António Dias Martins, director executivo da Startup Portugal (que apoia o Governo na política de empreendedorismo, e esteve envolvido nos trabalhos preparatórios desta proposta de lei), sustenta que o "balanço global é positivo". Mas compreende as críticas das grandes startups, que passam a chamar-se scaleups segundo esta lei.
"Somos solidários com as nossas scaleups e com os nossos 'unicórnios', mas num cenário de limitação do âmbito consideramos que esta proposta é um bom primeiro passo na direcção certa", afirma ao PÚBLICO. "A lei que temos está errada. Fazer esta mudança é sem dúvida um avanço."
Martins reconhece contudo que há opções negativas, como a penalização de quem saia do país ou trabalhe de forma remota. "Somos frontalmente contra", vinca. "Manter esta exit tax é limitar a nossa atractividade. A mobilidade internacional é hoje uma condição sine qua non", sublinha.

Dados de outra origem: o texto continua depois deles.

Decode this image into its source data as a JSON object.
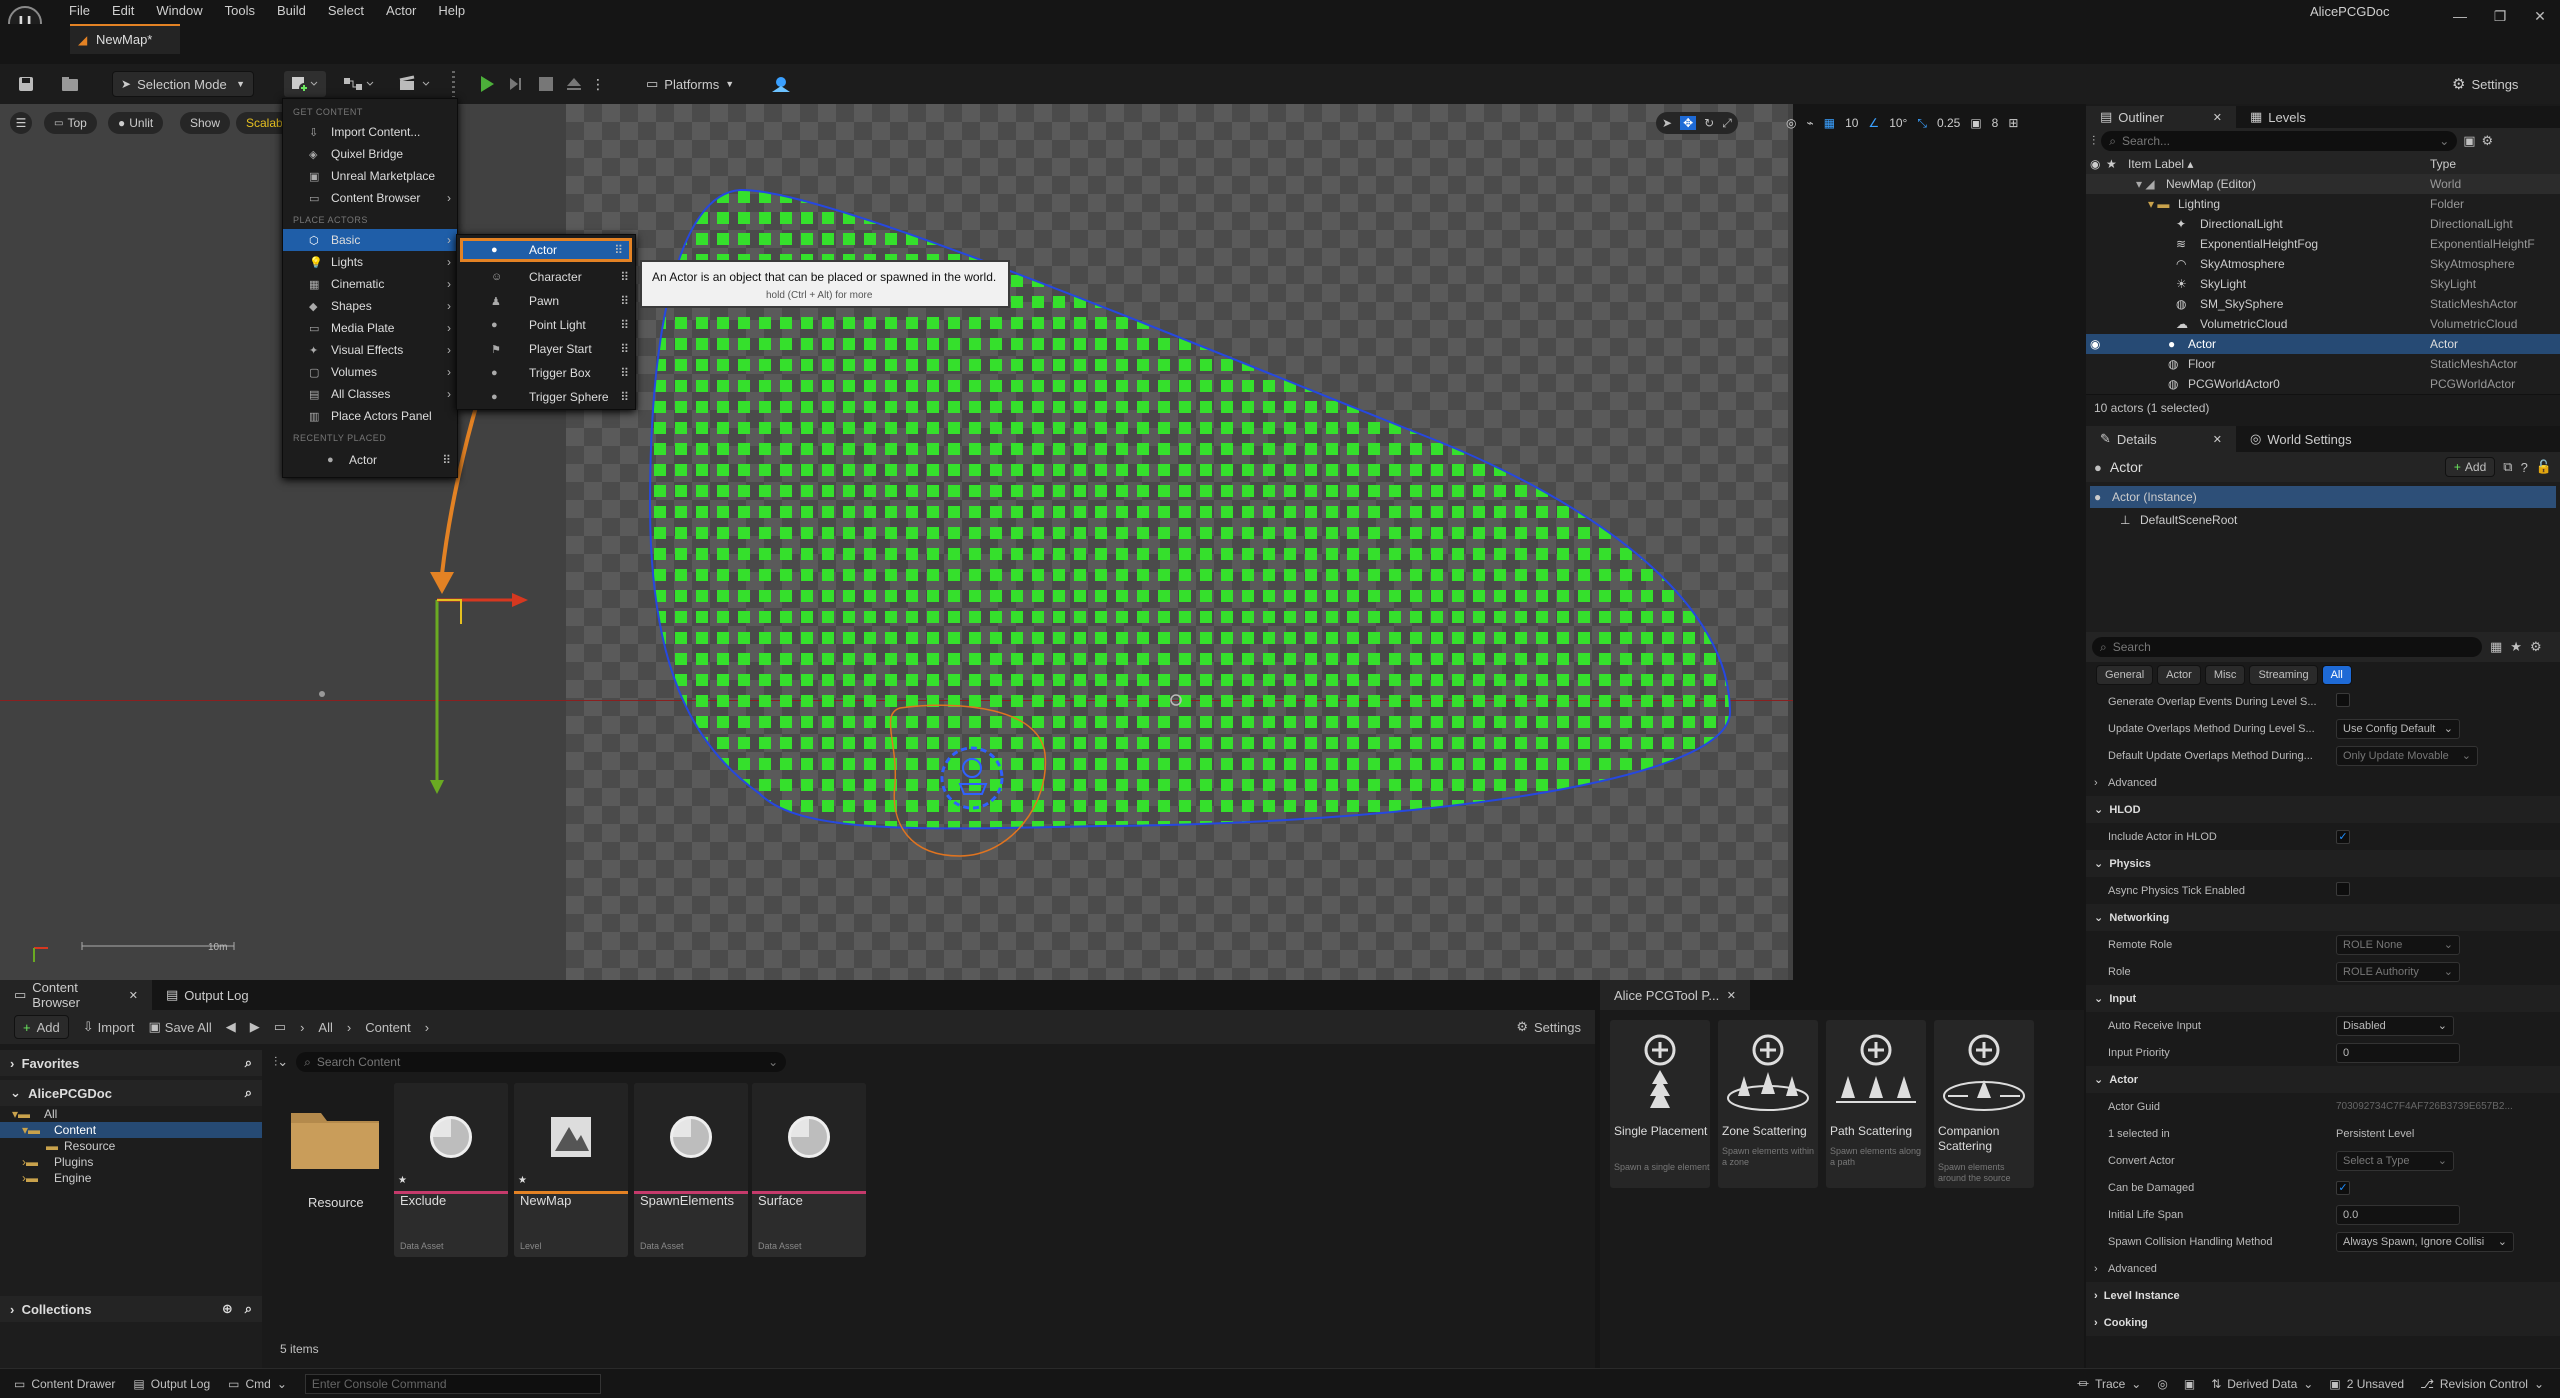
{
  "app": {
    "project": "AlicePCGDoc",
    "doc_tab": "NewMap*"
  },
  "menu": [
    "File",
    "Edit",
    "Window",
    "Tools",
    "Build",
    "Select",
    "Actor",
    "Help"
  ],
  "window_buttons": [
    "—",
    "❐",
    "✕"
  ],
  "toolbar": {
    "selection_mode": "Selection Mode",
    "platforms": "Platforms",
    "settings": "Settings"
  },
  "viewport": {
    "view": "Top",
    "lit": "Unlit",
    "show": "Show",
    "scalability": "Scalab",
    "grid": "10",
    "angle": "10°",
    "scale": "0.25",
    "cams": "8",
    "scale_label": "10m"
  },
  "add_menu": {
    "h_get": "GET CONTENT",
    "get": [
      "Import Content...",
      "Quixel Bridge",
      "Unreal Marketplace",
      "Content Browser"
    ],
    "h_place": "PLACE ACTORS",
    "place": [
      "Basic",
      "Lights",
      "Cinematic",
      "Shapes",
      "Media Plate",
      "Visual Effects",
      "Volumes",
      "All Classes"
    ],
    "place_panel": "Place Actors Panel",
    "h_recent": "RECENTLY PLACED",
    "recent": "Actor"
  },
  "basic_menu": [
    "Actor",
    "Character",
    "Pawn",
    "Point Light",
    "Player Start",
    "Trigger Box",
    "Trigger Sphere"
  ],
  "tooltip": {
    "text": "An Actor is an object that can be placed or spawned in the world.",
    "hint": "hold (Ctrl + Alt) for more"
  },
  "outliner": {
    "tab": "Outliner",
    "tab2": "Levels",
    "search": "Search...",
    "col_label": "Item Label ▴",
    "col_type": "Type",
    "rows": [
      {
        "l": "NewMap (Editor)",
        "t": "World"
      },
      {
        "l": "Lighting",
        "t": "Folder"
      },
      {
        "l": "DirectionalLight",
        "t": "DirectionalLight"
      },
      {
        "l": "ExponentialHeightFog",
        "t": "ExponentialHeightF"
      },
      {
        "l": "SkyAtmosphere",
        "t": "SkyAtmosphere"
      },
      {
        "l": "SkyLight",
        "t": "SkyLight"
      },
      {
        "l": "SM_SkySphere",
        "t": "StaticMeshActor"
      },
      {
        "l": "VolumetricCloud",
        "t": "VolumetricCloud"
      },
      {
        "l": "Actor",
        "t": "Actor"
      },
      {
        "l": "Floor",
        "t": "StaticMeshActor"
      },
      {
        "l": "PCGWorldActor0",
        "t": "PCGWorldActor"
      }
    ],
    "status": "10 actors (1 selected)"
  },
  "details": {
    "tab": "Details",
    "tab2": "World Settings",
    "actor": "Actor",
    "add": "Add",
    "instance": "Actor (Instance)",
    "root": "DefaultSceneRoot",
    "search": "Search",
    "filters": [
      "General",
      "Actor",
      "Misc",
      "Streaming",
      "All"
    ],
    "rows": {
      "gen_overlap": "Generate Overlap Events During Level S...",
      "upd_overlap": "Update Overlaps Method During Level S...",
      "upd_overlap_v": "Use Config Default",
      "def_overlap": "Default Update Overlaps Method During...",
      "def_overlap_v": "Only Update Movable",
      "advanced": "Advanced",
      "hlod": "HLOD",
      "hlod_inc": "Include Actor in HLOD",
      "physics": "Physics",
      "async": "Async Physics Tick Enabled",
      "networking": "Networking",
      "remote_role": "Remote Role",
      "remote_role_v": "ROLE None",
      "role": "Role",
      "role_v": "ROLE Authority",
      "input": "Input",
      "auto_recv": "Auto Receive Input",
      "auto_recv_v": "Disabled",
      "input_prio": "Input Priority",
      "input_prio_v": "0",
      "actor_cat": "Actor",
      "guid": "Actor Guid",
      "guid_v": "703092734C7F4AF726B3739E657B2...",
      "selected_in": "1 selected in",
      "selected_in_v": "Persistent Level",
      "convert": "Convert Actor",
      "convert_v": "Select a Type",
      "damaged": "Can be Damaged",
      "life": "Initial Life Span",
      "life_v": "0.0",
      "spawn": "Spawn Collision Handling Method",
      "spawn_v": "Always Spawn, Ignore Collisi",
      "advanced2": "Advanced",
      "level_inst": "Level Instance",
      "cooking": "Cooking"
    }
  },
  "content_browser": {
    "tab": "Content Browser",
    "tab2": "Output Log",
    "add": "Add",
    "import": "Import",
    "save_all": "Save All",
    "path": [
      "All",
      "Content"
    ],
    "settings": "Settings",
    "favorites": "Favorites",
    "project": "AlicePCGDoc",
    "tree": [
      "All",
      "Content",
      "Resource",
      "Plugins",
      "Engine"
    ],
    "search": "Search Content",
    "collections": "Collections",
    "count": "5 items",
    "assets": [
      {
        "name": "Resource",
        "type": ""
      },
      {
        "name": "Exclude",
        "type": "Data Asset"
      },
      {
        "name": "NewMap",
        "type": "Level"
      },
      {
        "name": "SpawnElements",
        "type": "Data Asset"
      },
      {
        "name": "Surface",
        "type": "Data Asset"
      }
    ]
  },
  "alice": {
    "tab": "Alice PCGTool P...",
    "tools": [
      {
        "name": "Single Placement",
        "desc": "Spawn a single element"
      },
      {
        "name": "Zone Scattering",
        "desc": "Spawn elements within a zone"
      },
      {
        "name": "Path Scattering",
        "desc": "Spawn elements along a path"
      },
      {
        "name": "Companion Scattering",
        "desc": "Spawn elements around the source"
      }
    ]
  },
  "status": {
    "drawer": "Content Drawer",
    "log": "Output Log",
    "cmd": "Cmd",
    "console": "Enter Console Command",
    "trace": "Trace",
    "derived": "Derived Data",
    "unsaved": "2 Unsaved",
    "revision": "Revision Control"
  },
  "colors": {
    "accent": "#e38224",
    "select": "#264a74",
    "pcg_points": "#35e02c",
    "spline": "#2648e0"
  }
}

Quanto às stock options, assume que "o foco desta lei está nas pequenas e médias" startups, aquelas que ainda não podem pagar salários tão elevados mas podem usar as stock options como um atractivo adicional na contratação. Ouve-se muita gente a desconfiar do real alcance desta orientação. Mas como diz Martins, vai ser preciso esperar e avaliar os resultados.
"Sabemos que o bom é inimigo do óptimo. Sentimos que o Governo está aberto a rever, a melhorar." Por agora, a palavra pertence aos deputados, a partir das 10h.